When construction of the San Francisco and San Joaquin Valley Railroad (SF&SJ) had reached the future townsite, a small, open-air, two story station was constructed. It cost $4,500 and followed their standard No. 2 design. There was also a large window, facing the tracks, for the station master to observe activity down the tracks. The town, named Dewey, would develop around the station. It would later be renamed Wasco.

In 1899, the SF&SJ was purchased by the Atchison, Topeka and Santa Fe (part of the Valley Division) which continued to use the station for passenger and freight service. In 1907, the station was extended, to serve a growing demand for freight. In the 1950s, the waiting room was enclosed.

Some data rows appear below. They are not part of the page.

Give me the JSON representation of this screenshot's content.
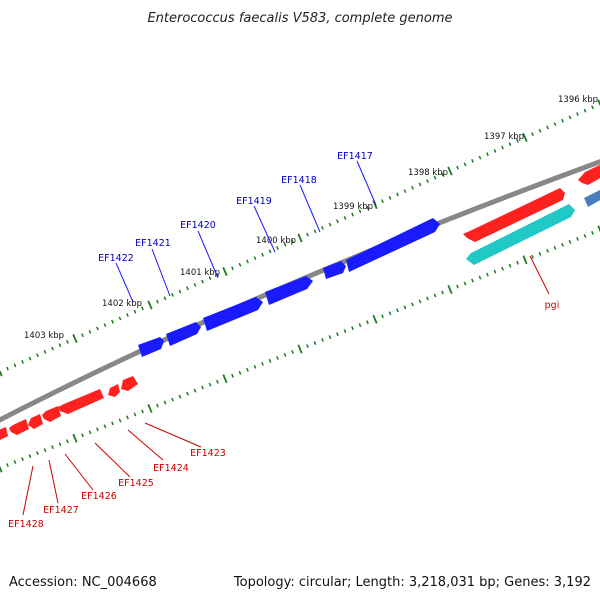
{
  "title": "Enterococcus faecalis V583, complete genome",
  "footer": {
    "accession": "Accession: NC_004668",
    "summary": "Topology: circular; Length: 3,218,031 bp; Genes: 3,192"
  },
  "colors": {
    "background": "#ffffff",
    "backbone": "#888888",
    "tick": "#1f7a1f",
    "forward_gene": "#1a1aff",
    "reverse_gene": "#ff2020",
    "rna_gene": "#20c8c8",
    "other_gene": "#4a7fbf",
    "forward_label": "#0000c0",
    "reverse_label": "#cc0000"
  },
  "ticks": {
    "labels": [
      "1396 kbp",
      "1397 kbp",
      "1398 kbp",
      "1399 kbp",
      "1400 kbp",
      "1401 kbp",
      "1402 kbp",
      "1403 kbp"
    ]
  },
  "genes": {
    "forward_labels": [
      "EF1417",
      "EF1418",
      "EF1419",
      "EF1420",
      "EF1421",
      "EF1422"
    ],
    "reverse_labels": [
      "pgi",
      "EF1423",
      "EF1424",
      "EF1425",
      "EF1426",
      "EF1427",
      "EF1428"
    ]
  }
}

The second floor was also reorganized as sleeping quarters.

The station closed in 1971, when Amtrak was formed and none of the routes in the San Joaquin Valley continued to run. In 1974, the San Joaquin route began operating through the valley. Initially, the train did not stop in Wasco. Amtrak added Wasco as a flag stop on October 26, 1975. The train station was demolished in 1978 and replaced with a couple of benches and a parking lot. Part of the train station would be used in the restoration of the Shafter Santa Fe station.

At some point, Wasco became a regular stop for the San Joaquin route, and a shelter was built. On September 21, 2006, an entirely new station opened. It was designed as an open-air station, built in the Spanish Revival style. It would also house the Wasco Chamber of Commerce.

With the coming of California High-Speed Rail, Wasco city officials have expressed concerns that the Amtrak service might be discontinued. As of August 2020, no decision has been announced.

The station building was demolished in April 2021 to make room for California High-Speed Rail (HSR), though the platform remains in use. A crossing is being built as part of the HSR project's Construction Package 4 to provide pedestrian access from the corner of G & 7th Streets, under the future High-Speed tracks, to the Amtrak platform. Gold Runner is expected to cease services here once high-speed operations begin.